THE STATE will have to compensate a Siparia man for a broadcast on local television station Caribbean Communications Network (CCN) after his photograph was wrongly shown on its Beyond the Tape crime programme’s ‘Most Wanted’ segment in 2015.
The order was made by Justice Vasheist Kokaram in a ruling delivered in the San Fernando High Court yesterday. The crime programme is broadcast daily on CCN's TV6 channel. Ricardo Eric Charles sued CCN for defamation and the Attorney General for false imprisonment.
“I will begin this judgment with a declaration exonerating the claimant in no uncertain terms as in my view this is one of the most important aspects of defamation claims which goes beyond any award of damages," the judge said. It was alleged in the broadcast that Charles was a wanted man for an outstanding warrant on the criminal charge for driving without a driver’s permit.
The photograph was broadcast on several occasions in May 2015. “The truth that the claimant was neither a suspect nor in any way associated with that charge, far from “limping” after the false news, was never published by the Defendants.
“The Defendants’ publication was an error.” There was another person with the same name who was wanted by the police. “It was a case of publishing the right name but wrong image,” the judge said. He accepted the television station's defence that the broadcast was protected by the public interest defence of Reynold's privilege, and had satisfied the test of responsible journalism.
However, he said the station took no steps to verify the information and that the police was very "loose, reckless and irresponsible" in information gathering and communication. "There was absolutely nothing urgent for the TTPS (unknown to the First Defendant) to publish this information about a warrant that was six years-old without first doing a proper check.

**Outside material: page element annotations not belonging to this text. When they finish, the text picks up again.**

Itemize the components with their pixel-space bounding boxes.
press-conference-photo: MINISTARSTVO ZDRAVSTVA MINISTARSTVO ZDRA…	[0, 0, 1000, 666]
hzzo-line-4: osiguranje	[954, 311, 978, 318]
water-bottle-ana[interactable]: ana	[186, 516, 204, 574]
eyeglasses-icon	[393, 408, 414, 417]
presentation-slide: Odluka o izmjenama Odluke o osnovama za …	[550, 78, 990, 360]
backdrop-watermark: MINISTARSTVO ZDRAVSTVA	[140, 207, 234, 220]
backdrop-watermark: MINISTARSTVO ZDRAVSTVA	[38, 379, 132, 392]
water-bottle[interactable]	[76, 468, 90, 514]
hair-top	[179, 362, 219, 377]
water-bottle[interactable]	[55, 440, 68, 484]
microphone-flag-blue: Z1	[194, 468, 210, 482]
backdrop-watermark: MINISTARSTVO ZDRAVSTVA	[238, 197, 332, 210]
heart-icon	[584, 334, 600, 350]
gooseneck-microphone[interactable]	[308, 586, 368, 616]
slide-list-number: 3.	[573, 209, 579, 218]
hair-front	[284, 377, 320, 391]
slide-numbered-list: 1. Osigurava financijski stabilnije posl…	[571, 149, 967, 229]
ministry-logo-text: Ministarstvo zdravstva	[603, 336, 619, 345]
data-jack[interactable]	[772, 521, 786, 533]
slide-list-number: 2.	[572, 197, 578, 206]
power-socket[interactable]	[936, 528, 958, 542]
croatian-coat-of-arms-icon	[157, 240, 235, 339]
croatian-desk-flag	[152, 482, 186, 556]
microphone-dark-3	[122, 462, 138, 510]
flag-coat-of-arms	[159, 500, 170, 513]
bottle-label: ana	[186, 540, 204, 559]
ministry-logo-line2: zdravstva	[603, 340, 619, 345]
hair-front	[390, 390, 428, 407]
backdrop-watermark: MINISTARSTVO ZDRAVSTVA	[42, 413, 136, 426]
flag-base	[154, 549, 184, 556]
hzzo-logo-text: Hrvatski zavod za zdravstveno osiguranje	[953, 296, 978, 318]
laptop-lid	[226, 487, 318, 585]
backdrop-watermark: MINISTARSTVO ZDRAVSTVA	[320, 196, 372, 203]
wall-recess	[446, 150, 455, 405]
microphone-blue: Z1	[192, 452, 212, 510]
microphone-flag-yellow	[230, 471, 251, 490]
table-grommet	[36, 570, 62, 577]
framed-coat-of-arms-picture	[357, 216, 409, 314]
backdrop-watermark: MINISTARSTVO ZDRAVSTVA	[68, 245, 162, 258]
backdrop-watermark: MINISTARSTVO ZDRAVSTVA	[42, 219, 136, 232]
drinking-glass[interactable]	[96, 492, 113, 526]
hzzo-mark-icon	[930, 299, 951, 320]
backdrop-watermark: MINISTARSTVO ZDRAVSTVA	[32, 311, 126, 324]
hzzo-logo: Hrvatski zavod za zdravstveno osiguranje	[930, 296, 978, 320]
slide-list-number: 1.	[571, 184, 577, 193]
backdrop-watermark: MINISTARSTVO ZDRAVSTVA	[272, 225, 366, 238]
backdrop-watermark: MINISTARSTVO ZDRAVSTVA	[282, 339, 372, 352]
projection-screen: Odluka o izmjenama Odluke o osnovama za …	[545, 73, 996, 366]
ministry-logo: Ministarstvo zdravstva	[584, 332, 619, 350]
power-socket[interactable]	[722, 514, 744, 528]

The arm to one's reputation for outweighed the importance of publishing material on a dated outstanding warrant."
He added that after Charles voluntarily went to the Santa Flora Police Station to clear his name, “to add insult to injury,” when the error was discovered, his picture was eventually taken down from the show, not by way of an apology or mistake, but by broadcasting that he had “surrendered to the police”.
Kokaram said although there was a distinction between libel and slander, there was the assumption that the former was more insidious than the latter.
“However, in many cases, falsehood by means of broadcasts can “fly” much faster that a falsehood reduced in writing. In this age of information where data moves seamlessly and instantaneously beyond borders and beyond physical barriers, the truth will always come limping long after the false news has long spread.
The judge suggested that the common law distinction between libel and slander for broadcasts ought to be abolished. He welcomed parliamentary intervention, but said if judges created the artificial distinction between libel and slander, then they can remove it by recognising its irrelevance in modern forms of communication.
In his ruling, the judge did not find in favour with Charles’ false imprisonment claim and dismissed it. He also ordered the State to pay Charles his costs quantified in the sum of $16,000, as well as the television station's costs. Charles was represented by Earle Martin James and Tyril Boudeth while Farees F. Hosein and Carolyn Ramjohn-Hosein represented CCN and Brenston Francois and Ryanka Ragbir for the State.